We also could have addressed the fact that global warming is threatening us with higher temperatures, more drought, more wildfire, more flooding, and more erosion of our coastal communities. People who don't believe this can yell about it as loudly as they want, but it doesn't change the fact that the overwhelming scientific evidence proves this over and over again. We could have taken care of this problem now and left a better world to our children.
With each passing day, the world is moving towards new technology and new sources of energy that will one day replace our current dependence on fossil fuels.
And so America has a choice.
We can continue to hang on to oil as our solution. We can keep passing Energy bills that nibble around the edges of the problem. We can hope that the Saudis will pump faster and that our drills will find more. And we can just sit on our hands and say that it is too hard to change the way things are and so we might as well not even try.
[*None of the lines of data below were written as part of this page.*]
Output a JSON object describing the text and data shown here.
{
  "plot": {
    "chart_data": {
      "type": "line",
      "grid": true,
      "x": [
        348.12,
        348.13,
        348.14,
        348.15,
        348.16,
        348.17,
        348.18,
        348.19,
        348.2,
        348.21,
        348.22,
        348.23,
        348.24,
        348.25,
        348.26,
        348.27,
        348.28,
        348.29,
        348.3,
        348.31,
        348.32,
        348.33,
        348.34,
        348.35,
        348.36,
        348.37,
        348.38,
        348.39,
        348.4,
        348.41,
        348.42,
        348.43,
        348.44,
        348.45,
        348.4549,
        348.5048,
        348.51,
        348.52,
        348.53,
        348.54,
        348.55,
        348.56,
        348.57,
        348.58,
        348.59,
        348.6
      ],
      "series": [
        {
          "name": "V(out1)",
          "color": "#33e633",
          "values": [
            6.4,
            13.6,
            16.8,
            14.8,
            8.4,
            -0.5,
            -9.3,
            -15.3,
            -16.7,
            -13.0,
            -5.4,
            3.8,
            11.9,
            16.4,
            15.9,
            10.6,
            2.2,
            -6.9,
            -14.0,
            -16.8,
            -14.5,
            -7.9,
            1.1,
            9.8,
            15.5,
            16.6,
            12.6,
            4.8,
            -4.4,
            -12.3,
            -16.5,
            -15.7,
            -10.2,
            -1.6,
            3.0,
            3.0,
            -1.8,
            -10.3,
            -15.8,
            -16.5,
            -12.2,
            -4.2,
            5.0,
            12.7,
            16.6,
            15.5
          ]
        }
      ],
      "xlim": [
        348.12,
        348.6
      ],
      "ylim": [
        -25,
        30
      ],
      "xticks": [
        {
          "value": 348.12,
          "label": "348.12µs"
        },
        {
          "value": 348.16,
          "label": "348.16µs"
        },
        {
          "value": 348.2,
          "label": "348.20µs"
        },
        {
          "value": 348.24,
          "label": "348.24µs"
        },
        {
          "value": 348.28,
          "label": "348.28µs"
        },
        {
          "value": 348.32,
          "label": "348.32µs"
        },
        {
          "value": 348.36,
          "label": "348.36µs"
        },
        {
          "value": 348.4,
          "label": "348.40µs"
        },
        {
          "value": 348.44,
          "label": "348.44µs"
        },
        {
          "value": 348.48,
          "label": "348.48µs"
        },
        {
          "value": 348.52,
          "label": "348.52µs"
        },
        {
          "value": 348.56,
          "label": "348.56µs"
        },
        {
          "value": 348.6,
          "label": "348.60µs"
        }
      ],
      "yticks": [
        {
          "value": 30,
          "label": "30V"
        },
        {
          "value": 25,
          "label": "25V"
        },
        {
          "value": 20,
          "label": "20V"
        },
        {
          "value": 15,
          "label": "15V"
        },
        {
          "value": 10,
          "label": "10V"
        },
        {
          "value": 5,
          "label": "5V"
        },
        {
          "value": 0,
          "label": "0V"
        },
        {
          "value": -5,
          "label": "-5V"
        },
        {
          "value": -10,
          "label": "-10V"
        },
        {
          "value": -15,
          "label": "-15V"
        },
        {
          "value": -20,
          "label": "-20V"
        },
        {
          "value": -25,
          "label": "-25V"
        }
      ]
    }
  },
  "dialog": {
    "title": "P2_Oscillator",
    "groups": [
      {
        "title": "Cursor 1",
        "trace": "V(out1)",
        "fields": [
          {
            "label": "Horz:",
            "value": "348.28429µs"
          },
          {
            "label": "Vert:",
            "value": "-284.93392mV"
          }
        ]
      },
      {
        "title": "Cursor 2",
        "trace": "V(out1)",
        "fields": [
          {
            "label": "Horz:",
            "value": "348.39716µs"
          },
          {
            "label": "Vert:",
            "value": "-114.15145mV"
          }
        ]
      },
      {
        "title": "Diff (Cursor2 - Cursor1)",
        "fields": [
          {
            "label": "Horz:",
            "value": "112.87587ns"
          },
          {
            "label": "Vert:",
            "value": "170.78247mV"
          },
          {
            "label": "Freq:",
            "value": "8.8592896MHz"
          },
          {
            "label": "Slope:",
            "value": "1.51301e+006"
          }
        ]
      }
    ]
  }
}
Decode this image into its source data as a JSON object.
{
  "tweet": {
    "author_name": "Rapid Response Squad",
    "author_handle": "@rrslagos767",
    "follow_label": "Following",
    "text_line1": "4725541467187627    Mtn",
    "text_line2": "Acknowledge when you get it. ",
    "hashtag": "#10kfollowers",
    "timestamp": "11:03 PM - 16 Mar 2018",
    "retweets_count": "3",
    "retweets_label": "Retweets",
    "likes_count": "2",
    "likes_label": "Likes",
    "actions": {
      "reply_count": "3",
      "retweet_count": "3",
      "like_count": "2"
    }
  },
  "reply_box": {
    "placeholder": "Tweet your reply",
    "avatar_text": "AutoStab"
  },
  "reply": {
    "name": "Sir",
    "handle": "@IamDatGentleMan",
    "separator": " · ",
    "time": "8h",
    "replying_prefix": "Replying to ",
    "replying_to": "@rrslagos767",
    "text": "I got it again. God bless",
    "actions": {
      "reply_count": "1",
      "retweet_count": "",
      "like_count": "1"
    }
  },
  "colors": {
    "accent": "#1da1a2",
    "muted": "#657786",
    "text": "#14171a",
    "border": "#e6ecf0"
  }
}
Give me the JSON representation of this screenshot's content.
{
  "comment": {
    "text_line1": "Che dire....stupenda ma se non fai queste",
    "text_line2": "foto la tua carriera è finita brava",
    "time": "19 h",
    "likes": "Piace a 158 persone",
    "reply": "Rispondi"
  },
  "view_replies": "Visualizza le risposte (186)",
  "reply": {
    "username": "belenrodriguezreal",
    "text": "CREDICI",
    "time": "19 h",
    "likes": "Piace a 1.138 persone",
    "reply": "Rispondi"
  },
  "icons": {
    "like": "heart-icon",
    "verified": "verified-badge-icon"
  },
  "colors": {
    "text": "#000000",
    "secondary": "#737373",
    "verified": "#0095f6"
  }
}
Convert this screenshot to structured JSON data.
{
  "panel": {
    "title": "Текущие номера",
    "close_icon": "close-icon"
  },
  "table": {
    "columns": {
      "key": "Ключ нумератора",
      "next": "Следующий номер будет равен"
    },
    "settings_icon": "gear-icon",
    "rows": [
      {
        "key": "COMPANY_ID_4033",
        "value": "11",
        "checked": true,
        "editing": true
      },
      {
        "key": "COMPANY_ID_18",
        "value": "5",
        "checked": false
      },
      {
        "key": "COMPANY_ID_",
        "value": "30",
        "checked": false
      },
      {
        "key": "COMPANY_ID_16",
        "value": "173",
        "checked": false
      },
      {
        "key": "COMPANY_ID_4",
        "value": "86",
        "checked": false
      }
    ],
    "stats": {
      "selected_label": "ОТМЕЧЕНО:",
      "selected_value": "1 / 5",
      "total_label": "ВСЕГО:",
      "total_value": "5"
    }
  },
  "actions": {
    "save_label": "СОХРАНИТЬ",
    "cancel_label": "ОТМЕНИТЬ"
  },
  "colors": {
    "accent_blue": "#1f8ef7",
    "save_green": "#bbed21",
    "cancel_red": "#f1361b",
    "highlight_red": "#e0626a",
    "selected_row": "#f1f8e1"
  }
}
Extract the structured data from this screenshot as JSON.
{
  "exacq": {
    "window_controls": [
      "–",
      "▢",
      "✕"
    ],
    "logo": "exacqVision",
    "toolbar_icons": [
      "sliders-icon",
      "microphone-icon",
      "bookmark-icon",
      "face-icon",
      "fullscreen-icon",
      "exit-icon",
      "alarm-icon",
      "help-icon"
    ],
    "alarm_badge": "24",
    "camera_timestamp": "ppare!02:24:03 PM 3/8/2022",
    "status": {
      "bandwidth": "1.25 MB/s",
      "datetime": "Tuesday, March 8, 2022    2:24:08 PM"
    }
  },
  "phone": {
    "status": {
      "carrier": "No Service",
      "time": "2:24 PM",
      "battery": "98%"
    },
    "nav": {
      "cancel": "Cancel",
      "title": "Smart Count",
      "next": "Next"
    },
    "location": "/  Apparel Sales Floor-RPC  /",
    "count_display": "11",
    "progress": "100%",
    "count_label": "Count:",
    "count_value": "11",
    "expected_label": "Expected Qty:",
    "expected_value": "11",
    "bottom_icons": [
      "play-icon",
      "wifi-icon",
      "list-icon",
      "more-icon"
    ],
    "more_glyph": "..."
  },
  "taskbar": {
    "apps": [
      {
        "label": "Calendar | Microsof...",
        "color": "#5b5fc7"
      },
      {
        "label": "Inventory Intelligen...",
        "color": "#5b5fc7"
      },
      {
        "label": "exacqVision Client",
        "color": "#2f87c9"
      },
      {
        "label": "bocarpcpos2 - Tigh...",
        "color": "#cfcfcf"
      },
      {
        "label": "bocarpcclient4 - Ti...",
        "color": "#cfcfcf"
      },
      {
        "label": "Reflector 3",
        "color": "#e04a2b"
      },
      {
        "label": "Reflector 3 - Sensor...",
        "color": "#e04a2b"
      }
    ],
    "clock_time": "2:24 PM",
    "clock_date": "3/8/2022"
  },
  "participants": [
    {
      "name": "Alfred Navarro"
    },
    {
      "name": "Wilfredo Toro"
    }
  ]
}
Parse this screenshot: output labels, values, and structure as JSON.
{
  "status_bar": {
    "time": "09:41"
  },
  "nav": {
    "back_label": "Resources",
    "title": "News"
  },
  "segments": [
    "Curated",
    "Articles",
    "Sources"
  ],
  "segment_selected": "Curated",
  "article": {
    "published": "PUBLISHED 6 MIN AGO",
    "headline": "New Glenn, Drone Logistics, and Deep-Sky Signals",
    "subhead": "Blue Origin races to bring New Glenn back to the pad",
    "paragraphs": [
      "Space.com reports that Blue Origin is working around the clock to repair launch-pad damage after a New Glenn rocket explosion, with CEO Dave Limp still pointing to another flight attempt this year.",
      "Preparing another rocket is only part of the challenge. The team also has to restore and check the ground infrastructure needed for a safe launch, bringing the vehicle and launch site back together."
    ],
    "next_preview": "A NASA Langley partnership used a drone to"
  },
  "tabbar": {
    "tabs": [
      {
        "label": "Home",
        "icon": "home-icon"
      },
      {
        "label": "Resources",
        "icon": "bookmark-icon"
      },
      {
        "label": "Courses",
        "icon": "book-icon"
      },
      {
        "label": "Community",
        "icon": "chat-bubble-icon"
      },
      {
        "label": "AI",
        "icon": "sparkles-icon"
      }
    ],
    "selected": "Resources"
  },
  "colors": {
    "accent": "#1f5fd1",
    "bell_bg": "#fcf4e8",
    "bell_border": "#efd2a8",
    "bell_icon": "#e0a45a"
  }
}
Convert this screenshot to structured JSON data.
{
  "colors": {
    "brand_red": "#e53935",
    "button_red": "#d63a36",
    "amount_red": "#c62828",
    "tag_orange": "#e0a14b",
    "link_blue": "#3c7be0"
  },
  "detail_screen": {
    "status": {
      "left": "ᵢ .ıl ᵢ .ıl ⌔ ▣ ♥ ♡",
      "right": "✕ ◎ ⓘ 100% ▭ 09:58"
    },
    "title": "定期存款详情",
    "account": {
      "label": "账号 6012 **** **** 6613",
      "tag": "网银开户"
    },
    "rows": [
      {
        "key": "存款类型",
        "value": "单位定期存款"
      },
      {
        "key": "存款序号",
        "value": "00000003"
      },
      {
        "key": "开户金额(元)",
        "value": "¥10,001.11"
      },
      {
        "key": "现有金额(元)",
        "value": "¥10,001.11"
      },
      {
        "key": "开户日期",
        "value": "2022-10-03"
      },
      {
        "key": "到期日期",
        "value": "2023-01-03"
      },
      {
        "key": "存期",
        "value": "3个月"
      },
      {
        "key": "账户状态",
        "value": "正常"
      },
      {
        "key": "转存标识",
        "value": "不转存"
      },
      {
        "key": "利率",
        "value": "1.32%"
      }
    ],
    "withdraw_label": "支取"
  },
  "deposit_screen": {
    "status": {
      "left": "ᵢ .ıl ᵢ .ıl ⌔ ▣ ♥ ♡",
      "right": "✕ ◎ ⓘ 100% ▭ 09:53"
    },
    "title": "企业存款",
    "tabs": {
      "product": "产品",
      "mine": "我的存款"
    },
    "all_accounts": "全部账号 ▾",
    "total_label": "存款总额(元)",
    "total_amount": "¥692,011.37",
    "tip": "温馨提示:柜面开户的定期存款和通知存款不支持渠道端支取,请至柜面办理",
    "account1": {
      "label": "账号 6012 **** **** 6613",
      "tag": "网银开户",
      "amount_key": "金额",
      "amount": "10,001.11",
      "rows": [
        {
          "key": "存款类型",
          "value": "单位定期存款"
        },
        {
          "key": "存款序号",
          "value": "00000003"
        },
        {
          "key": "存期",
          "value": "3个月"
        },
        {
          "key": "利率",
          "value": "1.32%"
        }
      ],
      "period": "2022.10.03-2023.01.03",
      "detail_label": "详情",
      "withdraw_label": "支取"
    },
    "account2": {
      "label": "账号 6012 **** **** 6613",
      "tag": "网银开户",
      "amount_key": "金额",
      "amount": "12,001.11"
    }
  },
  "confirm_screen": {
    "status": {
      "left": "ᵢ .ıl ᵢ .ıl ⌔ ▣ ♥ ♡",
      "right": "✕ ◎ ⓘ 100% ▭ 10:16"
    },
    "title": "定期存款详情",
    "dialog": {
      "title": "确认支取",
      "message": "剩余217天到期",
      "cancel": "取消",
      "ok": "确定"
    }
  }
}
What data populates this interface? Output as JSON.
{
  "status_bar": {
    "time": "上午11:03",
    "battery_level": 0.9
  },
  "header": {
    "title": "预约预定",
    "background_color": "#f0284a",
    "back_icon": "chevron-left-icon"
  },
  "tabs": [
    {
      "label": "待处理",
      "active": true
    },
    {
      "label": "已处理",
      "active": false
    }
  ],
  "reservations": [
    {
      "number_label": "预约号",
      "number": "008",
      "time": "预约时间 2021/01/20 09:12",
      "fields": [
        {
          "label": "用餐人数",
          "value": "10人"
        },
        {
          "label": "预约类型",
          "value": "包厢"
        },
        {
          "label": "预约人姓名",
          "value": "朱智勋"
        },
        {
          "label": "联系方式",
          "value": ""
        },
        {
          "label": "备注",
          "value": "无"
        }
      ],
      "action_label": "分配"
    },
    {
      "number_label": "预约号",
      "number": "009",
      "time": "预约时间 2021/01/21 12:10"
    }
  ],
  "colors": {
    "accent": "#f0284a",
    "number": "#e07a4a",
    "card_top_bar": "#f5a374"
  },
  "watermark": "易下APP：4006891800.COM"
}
Or we could realize that this issue of energy--this issue that at first glance seems like it is just about drilling or caribou or weird-looking cars--actually affects so many aspects of our lives that finding a solution could be the great project of our time.
It won't be easy and it won't be without sacrifice. Government can't make it happen on its own, but it does have a role in supporting the initiative that is already out there. Together, we can help make real the ideas and initiatives that are coming from scientists and students and farmers all across America.
Abraham Lincoln, who first opened our National Academy of Sciences, once said that part of Government's mission is to add ``the fuel of interest to the fire of genius in the discovery of new and useful things.''
Today, when it comes to discovering new and useful solutions to our energy crisis, the fire of genius burns strong in so many American innovators and optimists. But they're looking for leadership to provide the fuel that will light their way. This bill is a reasonable first step, but I know that we can do much, much better.